BOTUM Case Study: −40% Costs in 90 Days

A mid-size client — services sector, 120 on-prem VMs, aging infrastructure, datacenter lease expiring in 8 months — engaged us for a complete cloud migration.

Assessment (3 weeks): Inventory of 120 VMs. Result: 45% of apps are Replatform-ready, 35% require Rehost as a first phase then Replatform, 20% are Refactor candidates for Phase 2. 15 VMs were to be decommissioned (abandoned apps still running).

Chosen strategy: 80% Replatform (databases to managed services, web apps to managed containers), 20% Refactor for the 3 high-traffic apps.

Execution: Migration in 4 waves over 10 weeks. At each wave, immediate right-sizing and activation of 1-year Reserved Instances for identified stable workloads.

Results at 90 days:

  • Infrastructure costs: −40% vs. on-prem (including datacenter lease amortization)
  • Availability: 99.97% vs. 99.2% on-prem (hardware-related incidents eliminated)
  • Deployment time: from 4 hours to 12 minutes (native cloud CI/CD)
  • 15 VMs decommissioned = immediate savings of 3,200 USD/month

The most effective migration isn't necessarily the fastest. It's the one that's prepared.


Conclusion

Migrating to the cloud is a strategic decision, not a technical one. It starts with an honest assessment of your application portfolio, a rigorous business case, and a clear strategy per application.

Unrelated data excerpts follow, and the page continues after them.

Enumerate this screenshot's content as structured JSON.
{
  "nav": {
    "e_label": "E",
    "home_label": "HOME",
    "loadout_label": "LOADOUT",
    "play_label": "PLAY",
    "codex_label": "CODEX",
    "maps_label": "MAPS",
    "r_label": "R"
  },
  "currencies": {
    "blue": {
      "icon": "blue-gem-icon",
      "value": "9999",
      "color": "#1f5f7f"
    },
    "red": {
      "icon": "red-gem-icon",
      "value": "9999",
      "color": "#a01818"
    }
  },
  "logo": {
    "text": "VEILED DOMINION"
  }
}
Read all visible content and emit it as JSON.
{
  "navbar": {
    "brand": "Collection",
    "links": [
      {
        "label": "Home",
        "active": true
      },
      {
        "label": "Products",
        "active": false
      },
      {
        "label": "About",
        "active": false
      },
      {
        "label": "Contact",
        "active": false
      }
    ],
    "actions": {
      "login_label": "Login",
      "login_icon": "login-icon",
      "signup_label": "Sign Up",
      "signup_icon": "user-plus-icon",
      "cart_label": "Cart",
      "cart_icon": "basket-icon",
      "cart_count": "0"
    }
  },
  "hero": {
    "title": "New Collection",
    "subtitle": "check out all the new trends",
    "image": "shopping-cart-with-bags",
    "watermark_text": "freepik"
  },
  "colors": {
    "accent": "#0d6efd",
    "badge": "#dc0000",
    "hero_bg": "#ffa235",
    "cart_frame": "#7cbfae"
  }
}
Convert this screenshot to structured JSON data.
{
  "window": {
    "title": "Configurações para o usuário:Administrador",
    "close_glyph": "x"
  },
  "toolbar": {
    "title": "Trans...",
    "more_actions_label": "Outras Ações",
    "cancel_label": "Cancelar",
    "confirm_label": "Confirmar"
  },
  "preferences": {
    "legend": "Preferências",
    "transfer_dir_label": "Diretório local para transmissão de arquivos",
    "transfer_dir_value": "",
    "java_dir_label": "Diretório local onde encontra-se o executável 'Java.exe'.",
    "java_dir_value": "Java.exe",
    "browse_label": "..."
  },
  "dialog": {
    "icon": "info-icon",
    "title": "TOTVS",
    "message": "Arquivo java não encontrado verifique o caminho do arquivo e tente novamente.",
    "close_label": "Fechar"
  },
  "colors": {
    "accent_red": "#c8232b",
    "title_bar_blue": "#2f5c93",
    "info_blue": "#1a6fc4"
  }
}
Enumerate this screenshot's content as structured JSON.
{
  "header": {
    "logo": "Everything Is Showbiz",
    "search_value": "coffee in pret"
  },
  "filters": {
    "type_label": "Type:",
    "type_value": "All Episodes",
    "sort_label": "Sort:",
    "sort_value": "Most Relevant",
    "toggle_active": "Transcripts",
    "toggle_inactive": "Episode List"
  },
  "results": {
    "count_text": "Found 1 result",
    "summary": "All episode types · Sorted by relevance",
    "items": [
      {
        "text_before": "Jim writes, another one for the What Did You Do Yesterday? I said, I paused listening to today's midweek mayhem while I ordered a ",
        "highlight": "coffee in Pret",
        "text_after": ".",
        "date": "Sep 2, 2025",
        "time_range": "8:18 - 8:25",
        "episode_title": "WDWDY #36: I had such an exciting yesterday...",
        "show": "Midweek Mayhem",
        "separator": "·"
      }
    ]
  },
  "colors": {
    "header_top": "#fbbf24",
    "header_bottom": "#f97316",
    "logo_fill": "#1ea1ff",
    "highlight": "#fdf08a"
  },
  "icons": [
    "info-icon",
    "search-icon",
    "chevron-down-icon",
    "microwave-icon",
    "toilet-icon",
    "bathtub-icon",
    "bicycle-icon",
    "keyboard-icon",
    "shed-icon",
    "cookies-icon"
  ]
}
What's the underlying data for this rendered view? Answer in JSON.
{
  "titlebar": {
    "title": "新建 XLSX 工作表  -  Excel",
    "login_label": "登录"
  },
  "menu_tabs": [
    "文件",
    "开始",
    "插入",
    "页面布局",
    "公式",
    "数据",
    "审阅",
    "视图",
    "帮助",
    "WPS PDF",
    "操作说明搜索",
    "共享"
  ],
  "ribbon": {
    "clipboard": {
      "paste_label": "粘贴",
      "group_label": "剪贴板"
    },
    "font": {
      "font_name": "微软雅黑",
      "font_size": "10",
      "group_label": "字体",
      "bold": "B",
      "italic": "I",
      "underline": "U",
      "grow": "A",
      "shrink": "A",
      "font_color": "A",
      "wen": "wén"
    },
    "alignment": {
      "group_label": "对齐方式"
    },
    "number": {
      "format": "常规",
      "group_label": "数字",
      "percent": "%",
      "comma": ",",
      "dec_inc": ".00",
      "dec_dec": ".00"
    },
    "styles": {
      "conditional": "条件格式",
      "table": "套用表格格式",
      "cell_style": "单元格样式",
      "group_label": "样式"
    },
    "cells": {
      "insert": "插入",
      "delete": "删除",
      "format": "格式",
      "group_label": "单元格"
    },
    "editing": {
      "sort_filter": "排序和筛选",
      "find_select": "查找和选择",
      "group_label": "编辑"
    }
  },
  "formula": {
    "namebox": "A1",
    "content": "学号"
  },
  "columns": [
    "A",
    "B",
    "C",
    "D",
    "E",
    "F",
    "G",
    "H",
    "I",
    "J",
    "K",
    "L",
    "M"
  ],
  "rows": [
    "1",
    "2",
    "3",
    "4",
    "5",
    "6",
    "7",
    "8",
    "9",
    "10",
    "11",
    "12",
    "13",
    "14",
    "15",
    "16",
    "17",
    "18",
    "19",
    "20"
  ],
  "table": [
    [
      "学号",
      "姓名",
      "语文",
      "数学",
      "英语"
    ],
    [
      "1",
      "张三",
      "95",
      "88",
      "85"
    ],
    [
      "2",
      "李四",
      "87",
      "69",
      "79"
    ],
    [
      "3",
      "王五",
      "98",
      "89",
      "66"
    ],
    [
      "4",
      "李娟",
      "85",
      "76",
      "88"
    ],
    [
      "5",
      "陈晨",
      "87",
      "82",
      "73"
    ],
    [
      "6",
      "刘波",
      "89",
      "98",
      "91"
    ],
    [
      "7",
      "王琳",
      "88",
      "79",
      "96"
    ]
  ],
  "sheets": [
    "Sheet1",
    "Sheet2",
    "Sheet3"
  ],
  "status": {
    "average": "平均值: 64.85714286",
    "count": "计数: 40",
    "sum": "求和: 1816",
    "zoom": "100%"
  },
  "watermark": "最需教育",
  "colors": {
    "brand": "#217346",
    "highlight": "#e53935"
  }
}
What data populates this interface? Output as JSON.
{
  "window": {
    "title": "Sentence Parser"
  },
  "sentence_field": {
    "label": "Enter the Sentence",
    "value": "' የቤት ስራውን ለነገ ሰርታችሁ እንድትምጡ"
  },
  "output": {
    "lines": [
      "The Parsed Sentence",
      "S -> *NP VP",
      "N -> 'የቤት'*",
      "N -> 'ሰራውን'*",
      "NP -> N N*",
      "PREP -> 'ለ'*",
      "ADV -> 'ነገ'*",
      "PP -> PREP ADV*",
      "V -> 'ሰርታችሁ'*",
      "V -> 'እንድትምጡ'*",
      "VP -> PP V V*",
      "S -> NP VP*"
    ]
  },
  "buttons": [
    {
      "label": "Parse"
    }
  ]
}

The Replatform model offers the best risk/benefit ratio for most SMBs. Refactor, when justified, truly transforms organizations. Pure Lift & Shift is rarely the right answer — except as a planned transitional step.

And above all: budget 1.4x your estimate. Train your teams. Activate FinOps from day one. Cloud savings aren't automatic — they're built.